Dissertação de doutorado, Loyola University Chicago, 2015

Resumo: É difícil provar a censura de forma conclusiva na Idade Média porque a cultura do manuscrito é suscetível à destruição de evidências, principalmente pela queima de obras consideradas inaceitáveis. Além disso, os autores medievais estavam sujeitos a muitas formas de intolerância que moldaram suas decisões literárias.

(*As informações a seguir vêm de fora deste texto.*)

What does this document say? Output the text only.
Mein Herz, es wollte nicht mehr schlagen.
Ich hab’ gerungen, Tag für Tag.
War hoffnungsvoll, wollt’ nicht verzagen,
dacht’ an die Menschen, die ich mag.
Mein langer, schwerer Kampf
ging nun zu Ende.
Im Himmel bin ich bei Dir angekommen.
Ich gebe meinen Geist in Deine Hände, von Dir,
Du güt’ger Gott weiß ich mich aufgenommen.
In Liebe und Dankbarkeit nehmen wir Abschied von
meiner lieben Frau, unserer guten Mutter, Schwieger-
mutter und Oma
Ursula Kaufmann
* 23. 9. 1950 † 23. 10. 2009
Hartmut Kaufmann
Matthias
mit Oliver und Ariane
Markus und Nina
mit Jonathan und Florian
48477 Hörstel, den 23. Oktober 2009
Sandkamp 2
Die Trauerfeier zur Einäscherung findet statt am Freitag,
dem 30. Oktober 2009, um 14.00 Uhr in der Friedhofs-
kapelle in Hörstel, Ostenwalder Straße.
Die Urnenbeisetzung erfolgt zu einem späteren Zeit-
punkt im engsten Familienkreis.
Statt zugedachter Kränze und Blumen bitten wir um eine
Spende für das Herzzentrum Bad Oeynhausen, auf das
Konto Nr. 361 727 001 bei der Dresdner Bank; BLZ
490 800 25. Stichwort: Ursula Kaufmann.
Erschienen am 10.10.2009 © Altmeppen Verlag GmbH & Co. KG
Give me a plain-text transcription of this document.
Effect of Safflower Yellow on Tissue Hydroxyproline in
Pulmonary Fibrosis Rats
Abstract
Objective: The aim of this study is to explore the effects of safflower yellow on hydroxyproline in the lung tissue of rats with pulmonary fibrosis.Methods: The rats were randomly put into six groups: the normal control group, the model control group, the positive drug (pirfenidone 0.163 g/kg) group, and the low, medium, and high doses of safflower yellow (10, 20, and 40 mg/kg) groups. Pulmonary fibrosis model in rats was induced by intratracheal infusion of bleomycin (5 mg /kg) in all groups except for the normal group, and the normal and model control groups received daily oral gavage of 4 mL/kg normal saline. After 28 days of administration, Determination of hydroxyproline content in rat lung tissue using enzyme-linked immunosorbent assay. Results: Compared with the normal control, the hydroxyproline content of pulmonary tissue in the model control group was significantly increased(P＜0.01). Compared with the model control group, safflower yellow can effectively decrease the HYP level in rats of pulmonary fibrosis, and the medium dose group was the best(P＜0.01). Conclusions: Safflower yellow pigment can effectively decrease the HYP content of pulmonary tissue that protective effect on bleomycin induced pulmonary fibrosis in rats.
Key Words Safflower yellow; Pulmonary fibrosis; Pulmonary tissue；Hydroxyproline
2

Esta dissertação propõe que as raízes da censura impressa formal na Inglaterra podem ser encontradas em formas anteriores de intolerância que buscavam forçar a conformidade e que a censura não é distinta da intolerância, mas sim uma outra forma de intolerância. Recorro a escritos políticos de Peter Abelard, John de Salisbury e William de Ockham para estabelecer um modelo de intolerância, que testei em uma variedade de obras vernáculas, incluindo “Lanval”Por Marie de France, o“Parlamento de Foules”De Geoffrey Chaucer, a sátira anônima anti-Wycliffite“Defenda-nos de todos os lolardos, ”E a peça de moralidade do final da Idade Média“Humanidade.”

Eu uso a escala de tolerância de cinco pontos de Michael Walzer em conjunto com a escala simplificada de John Christian Laursen para comparar vários graus de tolerância e intolerância em obras literárias escritas antes da idade da impressão.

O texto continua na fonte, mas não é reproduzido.